I was sitting around the other day thinking about how long it has been since I was diagnosed with bipolar disorder at the age of 18 and all that has happened since then. It’s quite interesting because I seem to remember my first inpatient stay still so vividly, but I think I always will as I know many people who don’t forget their hospital stays no matter how long it has been.
I went through the typical denial phase, then the acceptance phase, then the back to normalcy phase, then relapse, then stabilization, and then back to normalization. This all seemed to happen within my first few years of treatment for my bipolar disorder. Honestly, by the time I hit the age of 23 in 2007 I thought I had it all figured out. I thought I found the miracle for surviving bipolar disorder. I finally found the one medication which gave me real stability, I knew my disorder inside and out, I was in school and I was holding a small part-time job. I could help others who were new. Both I and those who watched me suffer for the last few years and resigned to the fact that I probably will not reach any since of normalcy which I had before my diagnosis just 5 years earlier, were thankful in every sense of the word. I felt I had reached a level of normalcy despite having bipolar disorder. I felt I had beat the odds, I had beat the statistics which surround mental illness and specifically those diagnosed in their teen years, as that was the category I identified with the most. That is what I felt was robbed from me, which I had now reclaimed with great victory. While other teens and college students were out having fun and living the typical young adult lifestyle, mine was spent in the whirlwinds of my disorder and the trials and errors of finding the right treatment. So, I truly felt I found the way through the labyrinth of my mental illness and it felt like a huge feat.
Something that’s interesting about mental illness is it seems to have the upper hand because we don’t know everything about it. That’s the most miraculous aspect of the brain is it is the organ in the body which is so complex for which we have only covered the surface. So, when it came to my mental illness, I have found there is always something to learn, there can always be a new aspect which can pop out from behind the bush which I passed every day, but now looks slightly different. It keeps me on my toes and it is always teaching me.

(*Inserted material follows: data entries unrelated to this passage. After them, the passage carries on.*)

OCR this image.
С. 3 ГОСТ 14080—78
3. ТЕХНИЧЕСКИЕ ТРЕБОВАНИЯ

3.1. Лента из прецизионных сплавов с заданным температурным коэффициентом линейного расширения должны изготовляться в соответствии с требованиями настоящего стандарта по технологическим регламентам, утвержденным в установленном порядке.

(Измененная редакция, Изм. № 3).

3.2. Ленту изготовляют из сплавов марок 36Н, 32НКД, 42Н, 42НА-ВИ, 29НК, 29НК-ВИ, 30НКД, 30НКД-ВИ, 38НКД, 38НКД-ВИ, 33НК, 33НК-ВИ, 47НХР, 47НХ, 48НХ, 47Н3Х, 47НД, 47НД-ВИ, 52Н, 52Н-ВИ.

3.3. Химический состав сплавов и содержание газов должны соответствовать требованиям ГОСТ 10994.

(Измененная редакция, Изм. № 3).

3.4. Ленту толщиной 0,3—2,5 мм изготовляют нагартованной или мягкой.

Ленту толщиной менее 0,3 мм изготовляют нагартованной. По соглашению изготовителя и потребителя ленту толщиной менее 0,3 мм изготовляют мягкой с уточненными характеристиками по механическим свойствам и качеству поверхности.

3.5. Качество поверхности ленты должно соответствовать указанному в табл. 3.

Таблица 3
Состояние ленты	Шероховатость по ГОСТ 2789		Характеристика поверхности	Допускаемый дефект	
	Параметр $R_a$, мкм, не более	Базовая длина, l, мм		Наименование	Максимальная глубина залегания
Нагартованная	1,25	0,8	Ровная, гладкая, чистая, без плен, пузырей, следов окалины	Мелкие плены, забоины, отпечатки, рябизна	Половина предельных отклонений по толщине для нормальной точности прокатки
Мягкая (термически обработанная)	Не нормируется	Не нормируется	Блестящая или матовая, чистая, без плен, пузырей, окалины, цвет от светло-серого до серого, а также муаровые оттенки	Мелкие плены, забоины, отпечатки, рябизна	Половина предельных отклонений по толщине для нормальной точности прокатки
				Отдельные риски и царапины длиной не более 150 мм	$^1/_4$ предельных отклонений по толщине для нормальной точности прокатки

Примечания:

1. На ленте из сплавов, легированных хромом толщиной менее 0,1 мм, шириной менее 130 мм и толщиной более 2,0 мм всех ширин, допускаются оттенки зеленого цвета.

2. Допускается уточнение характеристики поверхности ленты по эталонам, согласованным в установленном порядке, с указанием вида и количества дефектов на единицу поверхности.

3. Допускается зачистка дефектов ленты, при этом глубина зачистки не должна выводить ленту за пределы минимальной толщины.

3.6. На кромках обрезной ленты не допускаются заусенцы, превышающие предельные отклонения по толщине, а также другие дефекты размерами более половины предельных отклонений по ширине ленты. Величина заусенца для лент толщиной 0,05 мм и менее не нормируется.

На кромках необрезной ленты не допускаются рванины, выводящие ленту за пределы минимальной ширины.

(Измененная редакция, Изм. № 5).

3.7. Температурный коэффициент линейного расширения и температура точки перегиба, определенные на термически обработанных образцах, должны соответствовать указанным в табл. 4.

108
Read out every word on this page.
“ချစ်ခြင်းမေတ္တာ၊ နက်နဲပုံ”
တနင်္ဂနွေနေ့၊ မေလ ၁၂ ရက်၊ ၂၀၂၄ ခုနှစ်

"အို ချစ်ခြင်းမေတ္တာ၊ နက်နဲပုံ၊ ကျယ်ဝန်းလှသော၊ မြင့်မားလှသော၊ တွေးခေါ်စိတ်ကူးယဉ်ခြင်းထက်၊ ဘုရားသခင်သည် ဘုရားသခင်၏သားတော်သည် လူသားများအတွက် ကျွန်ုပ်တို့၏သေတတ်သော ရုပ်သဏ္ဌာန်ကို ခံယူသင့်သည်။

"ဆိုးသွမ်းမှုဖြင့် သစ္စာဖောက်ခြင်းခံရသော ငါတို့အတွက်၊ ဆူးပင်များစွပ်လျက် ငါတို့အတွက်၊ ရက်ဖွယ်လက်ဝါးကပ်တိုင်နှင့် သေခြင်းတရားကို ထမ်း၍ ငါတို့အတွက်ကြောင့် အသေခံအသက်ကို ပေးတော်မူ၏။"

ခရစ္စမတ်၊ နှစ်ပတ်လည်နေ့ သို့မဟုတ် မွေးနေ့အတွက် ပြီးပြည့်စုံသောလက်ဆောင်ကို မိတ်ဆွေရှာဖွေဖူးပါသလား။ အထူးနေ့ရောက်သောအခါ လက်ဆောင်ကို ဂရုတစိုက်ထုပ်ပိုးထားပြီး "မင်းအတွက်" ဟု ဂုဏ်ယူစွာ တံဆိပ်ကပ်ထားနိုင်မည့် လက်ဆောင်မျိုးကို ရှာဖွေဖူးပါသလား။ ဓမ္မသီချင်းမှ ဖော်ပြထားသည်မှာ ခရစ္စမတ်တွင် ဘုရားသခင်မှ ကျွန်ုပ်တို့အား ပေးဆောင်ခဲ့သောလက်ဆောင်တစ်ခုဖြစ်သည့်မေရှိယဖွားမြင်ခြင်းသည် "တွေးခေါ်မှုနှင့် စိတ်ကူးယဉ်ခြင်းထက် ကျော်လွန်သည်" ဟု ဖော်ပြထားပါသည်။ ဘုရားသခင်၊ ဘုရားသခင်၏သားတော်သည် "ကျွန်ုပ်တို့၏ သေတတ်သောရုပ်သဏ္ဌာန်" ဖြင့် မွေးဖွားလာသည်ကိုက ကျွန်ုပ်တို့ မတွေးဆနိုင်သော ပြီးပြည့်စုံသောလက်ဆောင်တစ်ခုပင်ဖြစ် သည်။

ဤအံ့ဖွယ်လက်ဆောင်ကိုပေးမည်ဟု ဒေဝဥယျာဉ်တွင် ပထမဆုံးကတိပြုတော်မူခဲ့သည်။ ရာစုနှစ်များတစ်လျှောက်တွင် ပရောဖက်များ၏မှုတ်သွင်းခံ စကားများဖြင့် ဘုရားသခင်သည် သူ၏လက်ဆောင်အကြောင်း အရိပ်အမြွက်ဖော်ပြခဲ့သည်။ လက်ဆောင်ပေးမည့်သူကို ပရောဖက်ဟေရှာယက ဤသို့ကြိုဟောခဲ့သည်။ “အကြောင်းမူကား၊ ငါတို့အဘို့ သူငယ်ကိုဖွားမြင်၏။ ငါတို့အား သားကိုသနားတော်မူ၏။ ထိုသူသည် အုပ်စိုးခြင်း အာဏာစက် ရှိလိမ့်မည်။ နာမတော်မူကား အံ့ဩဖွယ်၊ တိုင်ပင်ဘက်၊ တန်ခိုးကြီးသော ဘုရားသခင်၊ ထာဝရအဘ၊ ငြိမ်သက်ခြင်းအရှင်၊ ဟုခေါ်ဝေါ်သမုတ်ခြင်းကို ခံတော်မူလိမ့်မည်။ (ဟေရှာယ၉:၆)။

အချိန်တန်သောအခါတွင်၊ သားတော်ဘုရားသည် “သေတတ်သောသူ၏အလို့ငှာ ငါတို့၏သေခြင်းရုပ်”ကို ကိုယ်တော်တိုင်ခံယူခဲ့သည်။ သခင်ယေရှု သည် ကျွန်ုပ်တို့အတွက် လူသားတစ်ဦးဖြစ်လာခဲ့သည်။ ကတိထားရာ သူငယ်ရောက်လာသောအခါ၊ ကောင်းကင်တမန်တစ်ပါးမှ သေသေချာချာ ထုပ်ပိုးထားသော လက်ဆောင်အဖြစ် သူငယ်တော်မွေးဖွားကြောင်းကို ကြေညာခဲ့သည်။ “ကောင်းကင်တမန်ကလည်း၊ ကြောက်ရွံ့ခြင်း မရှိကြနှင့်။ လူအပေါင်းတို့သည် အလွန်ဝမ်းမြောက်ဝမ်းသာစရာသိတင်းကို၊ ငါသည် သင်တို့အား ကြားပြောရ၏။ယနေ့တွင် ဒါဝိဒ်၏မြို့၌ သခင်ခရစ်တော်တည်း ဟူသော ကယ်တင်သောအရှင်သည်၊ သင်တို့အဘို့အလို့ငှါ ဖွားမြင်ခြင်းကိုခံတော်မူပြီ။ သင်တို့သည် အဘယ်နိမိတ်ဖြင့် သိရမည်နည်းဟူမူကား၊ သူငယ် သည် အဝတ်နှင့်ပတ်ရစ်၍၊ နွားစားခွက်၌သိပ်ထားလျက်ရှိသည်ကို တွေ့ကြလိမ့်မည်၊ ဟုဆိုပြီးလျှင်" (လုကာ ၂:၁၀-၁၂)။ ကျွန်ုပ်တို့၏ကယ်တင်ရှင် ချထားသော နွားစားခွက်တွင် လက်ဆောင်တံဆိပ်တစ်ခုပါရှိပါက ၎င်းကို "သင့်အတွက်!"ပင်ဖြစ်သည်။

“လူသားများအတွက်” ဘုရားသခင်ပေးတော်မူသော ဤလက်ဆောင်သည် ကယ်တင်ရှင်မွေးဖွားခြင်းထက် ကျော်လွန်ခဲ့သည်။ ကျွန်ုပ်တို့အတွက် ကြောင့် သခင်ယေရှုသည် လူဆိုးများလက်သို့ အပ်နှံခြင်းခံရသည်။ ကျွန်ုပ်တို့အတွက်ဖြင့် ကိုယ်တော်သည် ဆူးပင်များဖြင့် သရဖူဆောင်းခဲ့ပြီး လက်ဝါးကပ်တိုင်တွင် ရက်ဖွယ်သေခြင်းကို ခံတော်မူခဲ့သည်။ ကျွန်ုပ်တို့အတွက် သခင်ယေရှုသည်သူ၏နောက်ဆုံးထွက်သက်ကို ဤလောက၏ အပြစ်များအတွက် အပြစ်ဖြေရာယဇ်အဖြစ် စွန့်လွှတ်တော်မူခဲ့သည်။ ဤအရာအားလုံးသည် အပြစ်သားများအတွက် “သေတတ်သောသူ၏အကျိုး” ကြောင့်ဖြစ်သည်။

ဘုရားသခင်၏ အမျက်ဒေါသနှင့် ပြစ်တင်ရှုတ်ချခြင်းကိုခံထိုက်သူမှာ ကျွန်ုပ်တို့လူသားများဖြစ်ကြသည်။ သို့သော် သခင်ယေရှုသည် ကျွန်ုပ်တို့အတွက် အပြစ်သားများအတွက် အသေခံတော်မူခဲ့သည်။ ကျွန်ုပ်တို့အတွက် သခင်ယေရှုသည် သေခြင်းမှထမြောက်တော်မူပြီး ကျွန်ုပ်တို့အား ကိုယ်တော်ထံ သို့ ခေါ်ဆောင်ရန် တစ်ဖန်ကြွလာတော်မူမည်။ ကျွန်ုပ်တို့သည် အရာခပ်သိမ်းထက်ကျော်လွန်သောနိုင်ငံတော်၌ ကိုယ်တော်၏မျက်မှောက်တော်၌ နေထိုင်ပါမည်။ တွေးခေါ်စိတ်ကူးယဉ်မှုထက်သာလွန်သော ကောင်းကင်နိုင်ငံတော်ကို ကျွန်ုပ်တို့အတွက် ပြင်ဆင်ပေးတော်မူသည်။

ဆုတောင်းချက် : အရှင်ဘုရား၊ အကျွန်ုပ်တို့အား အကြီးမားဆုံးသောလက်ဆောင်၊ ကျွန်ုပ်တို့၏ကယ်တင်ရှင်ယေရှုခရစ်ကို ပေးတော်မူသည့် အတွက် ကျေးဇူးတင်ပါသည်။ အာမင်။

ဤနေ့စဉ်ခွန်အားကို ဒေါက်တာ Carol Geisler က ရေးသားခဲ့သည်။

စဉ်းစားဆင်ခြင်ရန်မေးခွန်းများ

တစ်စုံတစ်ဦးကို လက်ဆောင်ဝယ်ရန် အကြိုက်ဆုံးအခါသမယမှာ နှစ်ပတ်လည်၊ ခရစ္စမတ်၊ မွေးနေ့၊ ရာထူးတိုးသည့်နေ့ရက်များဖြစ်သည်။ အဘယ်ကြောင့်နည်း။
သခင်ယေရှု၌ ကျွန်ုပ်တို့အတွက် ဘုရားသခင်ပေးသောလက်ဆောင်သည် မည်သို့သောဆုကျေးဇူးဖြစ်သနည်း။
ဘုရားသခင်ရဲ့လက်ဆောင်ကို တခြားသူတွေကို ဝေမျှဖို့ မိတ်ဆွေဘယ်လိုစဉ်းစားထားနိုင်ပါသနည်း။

You might ask, what’s so different now? Did you have another relapse?
The last year has been a rollercoaster ride as it gave me loss; every emotion in the book, a hospital stay, and two new diagnosis’s added onto my bipolar disorder, and a boat load of change. It challenged my view of me, my idea of normalcy, and my previous conception of beating the odds of having a mental illness. Before now, I thought I was supposed to have everything figured out, why shouldn’t I? I have been in the mental health system for 10 years, I should know relapse signs way before they hit. I should be an expert. Being the expert that I should be, relapse should not occur and I should be able to be a part of society in a productive way as everyone else. Boy, did I have it wrong.
It’s amazing how the standards I hold myself to are so different from that which everyone else holds me to. I know I am a perfectionist, but I have learned so many things in the last year which if known before, might have saved me unnecessary grief. It doesn’t matter how long one has been a part of the mental health system (2, 10, 25 years) relapse is always a possibility. Relapsing doesn’t say anything about my strength, or any other character flaw. It is a part of my mental illnesses and sometimes the relapse is worse than others and it can still happen even if I am in treatment doing everything I am supposed to. But, it doesn’t erase hope and it doesn’t change any positive experiences I had before and will have after. As much as I would love to say there is a universal way to live with a mental illness and a way to be a productive part of society and its normalcy, everything is individualistic when it comes to what works for people and what their idea of normalcy looks like. I wouldn’t tell a friend whose cancer came back after being in remission that she should have known better, so I need to show myself the same kindness, gentleness.
A good friend of mine always told me to be kind and gentle to myself. This last year has shown me how I am worth trying to show myself the same kindness and gentleness I show to others and that I am worth that kind of treatment. I also need to be patient with myself as life itself is a learning experience full of rollercoaster rides, mental illness or not; if you add mental illness to the mix, the rollercoaster rides can be more intense, but the people on them still are worth kindness, gentleness, and patience.